Frazer Church will host a Mental Health Summit on May 14 from 10 a.m. to 4 p.m. called Faith Meets Mental Health
Go to www.frazer.church/mentalhealth to register for the free event. Registration for lunch is possible until 11 May.
The keynote speaker at the summit is Nate Stewart, founder of the Mental Health Pulpit.
Mental Health Pulpit began in early 2019 in response to what Stewart saw as specific challenges to the Church, including a lack of support and education in response to mental health needs.
“It was, and still is, my belief that the biggest hurdle to supporting mental health within the church comes in the form of stigma,” he said. “For years, there have been common misconceptions about the causes of, treatment, or even existence of mental illness. Because of the stigma surrounding mental health, there are people everywhere who suffer in silence, never getting the help they need because they don’t feel safe talking about it.
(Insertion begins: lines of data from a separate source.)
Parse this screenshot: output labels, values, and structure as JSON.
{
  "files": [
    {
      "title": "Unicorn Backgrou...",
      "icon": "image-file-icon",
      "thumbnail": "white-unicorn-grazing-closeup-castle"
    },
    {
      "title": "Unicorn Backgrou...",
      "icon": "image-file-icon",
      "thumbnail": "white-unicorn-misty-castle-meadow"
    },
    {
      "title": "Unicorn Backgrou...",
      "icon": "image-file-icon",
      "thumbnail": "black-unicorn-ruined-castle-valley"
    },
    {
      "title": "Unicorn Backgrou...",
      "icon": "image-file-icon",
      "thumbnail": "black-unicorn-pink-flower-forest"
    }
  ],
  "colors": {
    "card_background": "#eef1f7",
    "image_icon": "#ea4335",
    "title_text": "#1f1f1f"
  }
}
The church should be a safe place where people can talk about anything.”
Mental Health Pulpit works to give a voice to those who struggle, equip churches with the resources they need, and spread the message that having a mental health struggle does not exempt one from the love of God.
Prior to Stewart’s keynote address, Alabama Commissioner for Mental Health Kim Boswell will speak and Saddleback Church’s Kay Warren will deliver a message via video.
The afternoon will consist of five simultaneous breakout sessions aimed at teens and parents; women and mental health; substance abuse and recovery; men and mental health; and a session aimed at pastors and church leaders.
The Hope City Counseling of the River Regions will provide an afternoon presentation on suicide awareness.
Stewart and his wife Sherawn will close the summit by talking about the caregiver role.
Stewart said that in recent years, many churches have come to see the need to address mental health, but often get stuck at that step because they aren’t sure where to start or understand what the role of the church should be in providing of support.
The mental health pulpit has helped provide churches with a starting point to begin the process.
“One of my favorite parts of these types of events is community development. Faith leaders coming together to address the mental health crisis we face is incredibly beautiful. As someone who has struggled with my mental health for over 36 years, the hardest part has always been the isolation I’ve felt,” Stewart said. “Feeling alone is devastating. Churches coming together to say I’m not alone, they see me, and I’m important to both God and them…that’s a message of hope.”
Frazer communications director Kym Klass said Frazer has several goals for the summit.
“Our summit will share messages of hope. It will give us tools for living with mental illness, caring for someone with mental illness, and walking alongside those who are in pain,” Klass said.
Klass said teens and parents, pastors and church leaders, and those recovering from substance abuse would benefit from attending.
“We hope to emerge from our apex as a community that reaches beyond our own walls and lives to let those in pain know that we love without judgment. It’s our belief that people crave community and know they have somewhere to go, and someone to turn to,” she said.